Human societies have a long and complicated relationship with numbers.

We like to count things and then assign significance to the totals and the way we can divvy them up.

Perhaps numbers are the last vestige of the human family (as depicted in the Bible) before it fractured into different languages and tribes.

Mathematical patterns are a universal means of expression. Though they are essentially without nuance, they can be used to express music, color and physical relativity in a way that can capture profound insights.

Though I am not much of a whiz at math, nonetheless I have a fascination with numbers too.

I take delight in gematria (with a hard “g”), the “science” that finds relationships between words in Hebrew with the same numerical value.

Every letter in Hebrew has an assigned value, so if you add up the numbers in, say, “chokhmah” (8+20+40+5 = 73) you will find it to be the same as “hachayyim” (5+8+10+10+20).

“Chokhmah” means “wisdom”; hachayyim means “the life.” Therefore, there must be a link between wisdom and life.

Gematria can get pretty complicated and has implications for students of the Jewish mystical tradition.

I find it a useful excuse to find connections among ideas, such as “wisdom” and “life.”

We assign significance to numbers that are not inherent, rather that recognize our values.

To be number one in any field of endeavor means dominance or, at least, arriving earliest. Seven is both prime and complete. Ten is comprehensive.

Name almost any number and it will have significance for someone – a batting streak, a weight goal, an hourly wage, the roster of biblical commandments.

But sometimes a number is just a number.

I had a conversation with a friend of mine about our ages. “You are only as old as you feel,” he said to me (an observation he was quick to acknowledge was not original).

“That’s irrelevant,” I replied. “Some days I feel like a teenager, and some days I feel like an old man. But my age is my age, a neutral fact.”

The nuance of that number is not carried by the digits; it is meaning imputed (in this case) by an attitude about age.

So, when I look at the number of offerings and sacrifices designated by the Bible for various occasions, I am frequently mystified.

Numbers 29:13 begins a description of the offerings during the days of Tabernacles: “You shall present a burnt offering, an offering by fire of pleasing odor to the LORD: Thirteen bulls of the herd, two rams, fourteen yearling lambs; they shall be without blemish.”

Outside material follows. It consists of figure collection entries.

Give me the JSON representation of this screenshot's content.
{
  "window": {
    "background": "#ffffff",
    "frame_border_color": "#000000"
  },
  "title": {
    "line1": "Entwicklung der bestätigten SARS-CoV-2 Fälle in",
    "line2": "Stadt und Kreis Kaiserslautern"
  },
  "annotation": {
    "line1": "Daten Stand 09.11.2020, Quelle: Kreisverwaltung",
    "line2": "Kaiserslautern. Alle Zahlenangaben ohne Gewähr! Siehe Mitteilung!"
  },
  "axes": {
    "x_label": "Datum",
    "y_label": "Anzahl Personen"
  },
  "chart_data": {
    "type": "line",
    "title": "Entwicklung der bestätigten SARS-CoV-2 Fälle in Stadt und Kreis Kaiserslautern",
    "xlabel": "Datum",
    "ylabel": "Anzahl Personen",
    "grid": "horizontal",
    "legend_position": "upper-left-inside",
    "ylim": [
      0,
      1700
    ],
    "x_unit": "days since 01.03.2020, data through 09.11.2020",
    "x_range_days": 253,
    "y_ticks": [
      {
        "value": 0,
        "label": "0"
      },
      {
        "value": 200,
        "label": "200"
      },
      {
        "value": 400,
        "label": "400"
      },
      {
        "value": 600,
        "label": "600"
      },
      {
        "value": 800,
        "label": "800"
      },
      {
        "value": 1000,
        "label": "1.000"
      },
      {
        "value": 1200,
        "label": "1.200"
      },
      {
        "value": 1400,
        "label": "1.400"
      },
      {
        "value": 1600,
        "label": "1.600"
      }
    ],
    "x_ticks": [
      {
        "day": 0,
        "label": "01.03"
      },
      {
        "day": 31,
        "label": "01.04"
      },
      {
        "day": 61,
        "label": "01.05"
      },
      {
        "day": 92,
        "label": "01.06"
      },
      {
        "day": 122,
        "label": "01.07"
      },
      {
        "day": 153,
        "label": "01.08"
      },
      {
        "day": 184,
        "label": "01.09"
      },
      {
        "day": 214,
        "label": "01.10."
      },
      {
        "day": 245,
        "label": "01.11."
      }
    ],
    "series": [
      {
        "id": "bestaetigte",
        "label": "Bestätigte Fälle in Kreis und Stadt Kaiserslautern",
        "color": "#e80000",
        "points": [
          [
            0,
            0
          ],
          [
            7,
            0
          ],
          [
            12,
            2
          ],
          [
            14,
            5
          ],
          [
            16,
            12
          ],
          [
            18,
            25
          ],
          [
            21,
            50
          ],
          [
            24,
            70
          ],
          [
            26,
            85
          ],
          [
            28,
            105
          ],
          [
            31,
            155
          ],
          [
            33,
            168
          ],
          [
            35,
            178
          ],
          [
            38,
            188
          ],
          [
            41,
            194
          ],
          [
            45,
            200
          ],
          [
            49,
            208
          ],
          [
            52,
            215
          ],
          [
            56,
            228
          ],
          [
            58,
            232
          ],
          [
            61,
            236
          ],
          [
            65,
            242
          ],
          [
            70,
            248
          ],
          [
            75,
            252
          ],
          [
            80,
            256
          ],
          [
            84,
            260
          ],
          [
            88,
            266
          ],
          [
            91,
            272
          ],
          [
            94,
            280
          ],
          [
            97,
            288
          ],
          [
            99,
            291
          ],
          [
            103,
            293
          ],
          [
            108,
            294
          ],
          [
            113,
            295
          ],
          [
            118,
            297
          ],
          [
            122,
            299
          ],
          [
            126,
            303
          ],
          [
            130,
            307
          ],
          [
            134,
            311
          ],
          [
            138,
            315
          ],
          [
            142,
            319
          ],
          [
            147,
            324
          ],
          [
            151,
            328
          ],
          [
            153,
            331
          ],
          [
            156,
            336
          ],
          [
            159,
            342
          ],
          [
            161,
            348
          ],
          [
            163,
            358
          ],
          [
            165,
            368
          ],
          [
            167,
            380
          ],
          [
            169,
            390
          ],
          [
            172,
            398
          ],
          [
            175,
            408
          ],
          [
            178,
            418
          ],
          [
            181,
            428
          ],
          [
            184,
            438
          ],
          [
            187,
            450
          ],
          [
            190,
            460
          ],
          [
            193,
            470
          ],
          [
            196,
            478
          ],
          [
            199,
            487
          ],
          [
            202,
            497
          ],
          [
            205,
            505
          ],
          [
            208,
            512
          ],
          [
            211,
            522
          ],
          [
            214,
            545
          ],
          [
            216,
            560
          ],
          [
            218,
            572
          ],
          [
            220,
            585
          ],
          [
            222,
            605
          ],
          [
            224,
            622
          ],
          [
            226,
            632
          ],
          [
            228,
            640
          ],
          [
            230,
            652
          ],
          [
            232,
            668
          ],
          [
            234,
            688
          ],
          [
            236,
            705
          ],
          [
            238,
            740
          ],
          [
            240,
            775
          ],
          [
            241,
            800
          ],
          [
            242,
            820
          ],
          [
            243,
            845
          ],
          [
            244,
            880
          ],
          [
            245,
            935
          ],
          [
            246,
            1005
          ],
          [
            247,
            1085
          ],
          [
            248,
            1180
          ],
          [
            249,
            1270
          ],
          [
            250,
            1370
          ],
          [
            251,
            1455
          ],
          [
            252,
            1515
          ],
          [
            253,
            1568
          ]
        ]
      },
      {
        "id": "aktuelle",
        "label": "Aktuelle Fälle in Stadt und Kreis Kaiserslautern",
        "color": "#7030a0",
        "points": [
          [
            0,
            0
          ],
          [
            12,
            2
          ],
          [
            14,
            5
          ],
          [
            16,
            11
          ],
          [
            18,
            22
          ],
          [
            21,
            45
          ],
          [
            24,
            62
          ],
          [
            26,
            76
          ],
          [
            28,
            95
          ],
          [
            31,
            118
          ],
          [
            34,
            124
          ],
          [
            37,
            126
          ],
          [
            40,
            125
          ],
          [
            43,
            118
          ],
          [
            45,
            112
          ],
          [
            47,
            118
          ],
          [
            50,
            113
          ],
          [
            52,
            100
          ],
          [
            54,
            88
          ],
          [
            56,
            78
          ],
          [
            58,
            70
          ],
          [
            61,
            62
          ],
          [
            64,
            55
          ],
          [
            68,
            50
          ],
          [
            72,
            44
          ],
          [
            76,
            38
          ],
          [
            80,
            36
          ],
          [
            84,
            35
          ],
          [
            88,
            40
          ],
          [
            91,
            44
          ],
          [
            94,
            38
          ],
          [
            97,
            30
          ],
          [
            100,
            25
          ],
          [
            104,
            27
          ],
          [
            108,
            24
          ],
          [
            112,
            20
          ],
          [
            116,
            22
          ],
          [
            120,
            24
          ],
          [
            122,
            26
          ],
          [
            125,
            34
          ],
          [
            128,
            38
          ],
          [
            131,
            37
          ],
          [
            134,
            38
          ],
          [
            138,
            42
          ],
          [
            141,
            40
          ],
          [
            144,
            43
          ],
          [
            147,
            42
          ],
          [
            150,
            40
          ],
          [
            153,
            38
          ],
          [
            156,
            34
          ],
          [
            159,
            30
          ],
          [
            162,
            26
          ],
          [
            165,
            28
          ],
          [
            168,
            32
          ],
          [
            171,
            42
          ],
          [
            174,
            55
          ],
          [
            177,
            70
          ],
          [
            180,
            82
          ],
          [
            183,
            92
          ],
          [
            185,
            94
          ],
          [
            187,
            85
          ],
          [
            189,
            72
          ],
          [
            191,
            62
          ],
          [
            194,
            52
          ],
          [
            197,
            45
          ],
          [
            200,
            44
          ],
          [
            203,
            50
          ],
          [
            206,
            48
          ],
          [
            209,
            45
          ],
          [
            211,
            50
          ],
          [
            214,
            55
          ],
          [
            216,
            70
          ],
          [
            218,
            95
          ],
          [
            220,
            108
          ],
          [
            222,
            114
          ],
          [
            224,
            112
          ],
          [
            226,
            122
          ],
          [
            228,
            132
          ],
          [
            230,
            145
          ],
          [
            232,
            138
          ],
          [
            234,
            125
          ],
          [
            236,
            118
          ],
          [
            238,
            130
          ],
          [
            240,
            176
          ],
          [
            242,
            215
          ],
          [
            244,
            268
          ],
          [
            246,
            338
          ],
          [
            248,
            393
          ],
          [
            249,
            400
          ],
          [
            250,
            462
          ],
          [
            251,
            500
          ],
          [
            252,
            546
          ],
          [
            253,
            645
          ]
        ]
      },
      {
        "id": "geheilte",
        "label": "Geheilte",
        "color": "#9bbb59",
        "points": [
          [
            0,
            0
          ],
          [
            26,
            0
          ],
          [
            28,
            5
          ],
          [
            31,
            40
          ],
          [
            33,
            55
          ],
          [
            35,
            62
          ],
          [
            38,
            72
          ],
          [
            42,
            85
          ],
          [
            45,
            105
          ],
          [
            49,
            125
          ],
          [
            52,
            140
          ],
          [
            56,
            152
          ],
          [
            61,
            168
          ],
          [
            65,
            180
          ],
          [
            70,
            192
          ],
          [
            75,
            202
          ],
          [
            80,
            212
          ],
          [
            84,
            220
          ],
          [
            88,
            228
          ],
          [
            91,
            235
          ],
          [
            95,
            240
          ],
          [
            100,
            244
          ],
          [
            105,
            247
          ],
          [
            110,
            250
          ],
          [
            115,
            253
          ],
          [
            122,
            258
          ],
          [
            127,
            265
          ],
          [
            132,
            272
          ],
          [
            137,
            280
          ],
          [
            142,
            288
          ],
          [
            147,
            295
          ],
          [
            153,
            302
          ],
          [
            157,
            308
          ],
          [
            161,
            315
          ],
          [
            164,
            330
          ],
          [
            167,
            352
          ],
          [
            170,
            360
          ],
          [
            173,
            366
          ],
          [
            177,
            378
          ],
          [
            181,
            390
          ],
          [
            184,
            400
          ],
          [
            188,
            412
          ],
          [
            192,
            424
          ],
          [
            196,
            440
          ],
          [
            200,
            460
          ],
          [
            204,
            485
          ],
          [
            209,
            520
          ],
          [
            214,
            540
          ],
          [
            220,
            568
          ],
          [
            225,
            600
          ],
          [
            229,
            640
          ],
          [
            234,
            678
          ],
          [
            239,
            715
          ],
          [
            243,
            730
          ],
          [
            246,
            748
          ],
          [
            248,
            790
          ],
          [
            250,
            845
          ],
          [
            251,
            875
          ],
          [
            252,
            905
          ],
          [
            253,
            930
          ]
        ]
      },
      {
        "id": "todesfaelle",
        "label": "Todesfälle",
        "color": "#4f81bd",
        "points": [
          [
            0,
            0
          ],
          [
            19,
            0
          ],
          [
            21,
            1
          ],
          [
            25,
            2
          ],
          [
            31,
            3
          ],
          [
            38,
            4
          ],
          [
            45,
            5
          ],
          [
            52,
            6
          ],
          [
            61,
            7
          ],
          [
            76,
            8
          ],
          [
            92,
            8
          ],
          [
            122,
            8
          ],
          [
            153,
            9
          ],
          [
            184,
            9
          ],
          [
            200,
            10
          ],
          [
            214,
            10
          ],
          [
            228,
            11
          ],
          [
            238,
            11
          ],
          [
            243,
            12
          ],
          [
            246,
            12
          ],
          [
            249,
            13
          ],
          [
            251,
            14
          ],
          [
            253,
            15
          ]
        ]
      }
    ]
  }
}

The descending totals for the seven days has a meaning as self-evident as the last verse of “The Twelve Days of Christmas.”

And the time necessary to slaughter and roast 29 animals in the temple precincts would probably take up the whole of the day for the priestly personnel.

But the numbers mean something, even if that meaning has been lost to time and speculation.

There is one type of significance to numbers that is assigned by Jewish tradition that strikes me as a recognition of the neutral value of those numbers.

There is a strong opposition to counting people – that is, reducing their uniqueness to a number.

Even in determining the number of people present for a “minyan” (quorum), it is not permissible to assign each one a number. Instead, a 10-word phrase is used, or the counting is preceded by “not” (not-one, not-two and so on).

Only when the purpose of counting is for a divinely mandated purpose – building the temple, entering the Promised Land – may a census be conducted, but even then, within the tribal memberships rather than an individual counting.

It is therefore not without irony that the English name of the book in which the census and the sacrifices are described is Numbers.

In Hebrew it carries the traditional name, taken from the first word of significance, “Bemidbar” – “in the wilderness.”

The numbers in Numbers are abundant and call out for interpretation, perhaps because they seem somehow random.

But the numbers themselves are neutral, digits that represent quantity or order or something that bears meaning assigned rather than inherent.

That open-ended fact makes it somehow wonderful that numbers exist without limit.